Eşcinsel sevgilisinin cinsiyet ayarlarını değiştirmesi için soyunmuş bu soyma işine. Ivır zıvır deryası imdb’den öğrendiğime göre John Wojotowicz bankayı soyduğu gün The Godfather’ı izlemiş de ordan aklına gelmiş bu hinlikler. Bir başka yazı dizisinin konusu olabilecek bu kıral seyirlikte bilindiği üzre hem Al Pacino var hem de John Cazale (hayınsın fredo zalımsın fredo). Kaderin cilveleri hep bunnar. Bi tırıvırı bilgi daha: Dış çekimler dog day sıcaklığında bi gün yerine sovuk havada yapıldığından kelli, ağızlarda buzla oynamışlar, nefesleri bellolmasın diye. Bu işler zor işler, kolay mı ekmek parası kazanmak diye diye konuyu dağıtmaya yelteneyazıcam bi. İşe bak, ben tam da bu yazıyı yazarken yan masamdaki tilifon godfather'ın müziği ile ünlemesin mi, bu bi işaret mi, değilse niye oluyo böyle şeyler kafam karışıyo sonra, bişe olmadan da karışık kafam yeterince zati.

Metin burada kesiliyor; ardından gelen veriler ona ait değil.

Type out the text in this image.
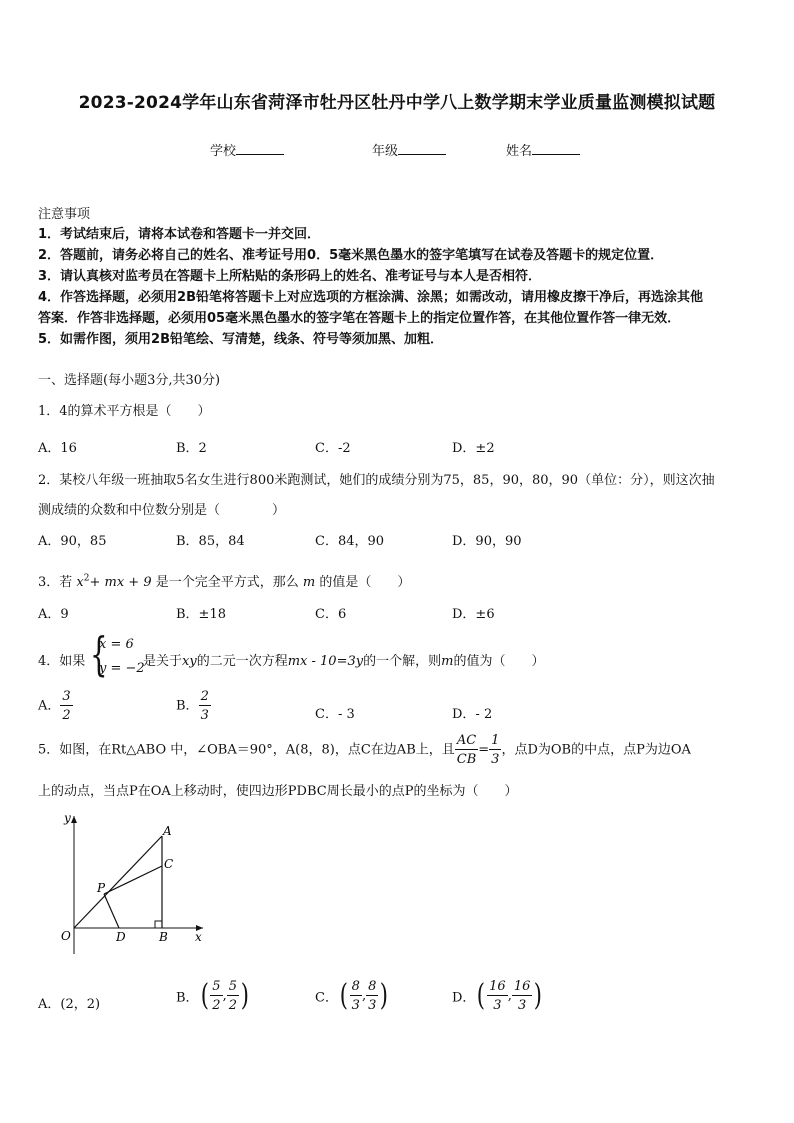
2023-2024学年山东省菏泽市牡丹区牡丹中学八上数学期末学业质量监测模拟试题
学校	年级	姓名
注意事项
1．考试结束后，请将本试卷和答题卡一并交回．
2．答题前，请务必将自己的姓名、准考证号用0．5毫米黑色墨水的签字笔填写在试卷及答题卡的规定位置．
3．请认真核对监考员在答题卡上所粘贴的条形码上的姓名、准考证号与本人是否相符．
4．作答选择题，必须用2B铅笔将答题卡上对应选项的方框涂满、涂黑；如需改动，请用橡皮擦干净后，再选涂其他
答案．作答非选择题，必须用05毫米黑色墨水的签字笔在答题卡上的指定位置作答，在其他位置作答一律无效．
5．如需作图，须用2B铅笔绘、写清楚，线条、符号等须加黑、加粗．
一、选择题(每小题3分,共30分)
1．4的算术平方根是（　　）
A．16	B．2	C．-2	D．±2
2．某校八年级一班抽取5名女生进行800米跑测试，她们的成绩分别为75，85，90，80，90（单位：分），则这次抽
测成绩的众数和中位数分别是（　　　　）
A．90，85	B．85，84	C．84，90	D．90，90
3．若 $x^2+$ mx + 9 是一个完全平方式，那么 m 的值是（　　）
A．9	B．±18	C．6	D．±6
4．如果 {
x = 6
y = −2
是关于xy的二元一次方程mx - 10=3y的一个解，则m的值为（　　）
A． $\frac{3}{2}$	B． $\frac{2}{3}$	C．- 3	D．- 2
5．如图，在Rt△ABO 中，∠OBA＝90°，A(8，8)，点C在边AB上，且 $\frac{AC}{CB} = \frac{1}{3}$ ，点D为OB的中点，点P为边OA
上的动点，当点P在OA上移动时，使四边形PDBC周长最小的点P的坐标为（　　）
y
x
O	D	B
A
C
P
A．(2，2)	B．( $\frac{5}{2}$ , $\frac{5}{2}$ )	C．( $\frac{8}{3}$ , $\frac{8}{3}$ )	D．( $\frac{16}{3}$ , $\frac{16}{3}$ )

Ne genç-tıfıl-toy ama hep karizmaymışsın sen al pacino. Yıllar yıprattı seni de herkesler gibi, robert'ı eskittiği gibi eskitti seni de. Şu Rigthteous Kill denen filmi çekmiyeydiniz daha güzel kalıcaktınız aklımda, neyse olsun varsın ah çekinme sen yine yalanlar söyle.

30 Aralık 2009 Çarşamba

Yazı Dizdim : Sidney Lumet - Network (1976)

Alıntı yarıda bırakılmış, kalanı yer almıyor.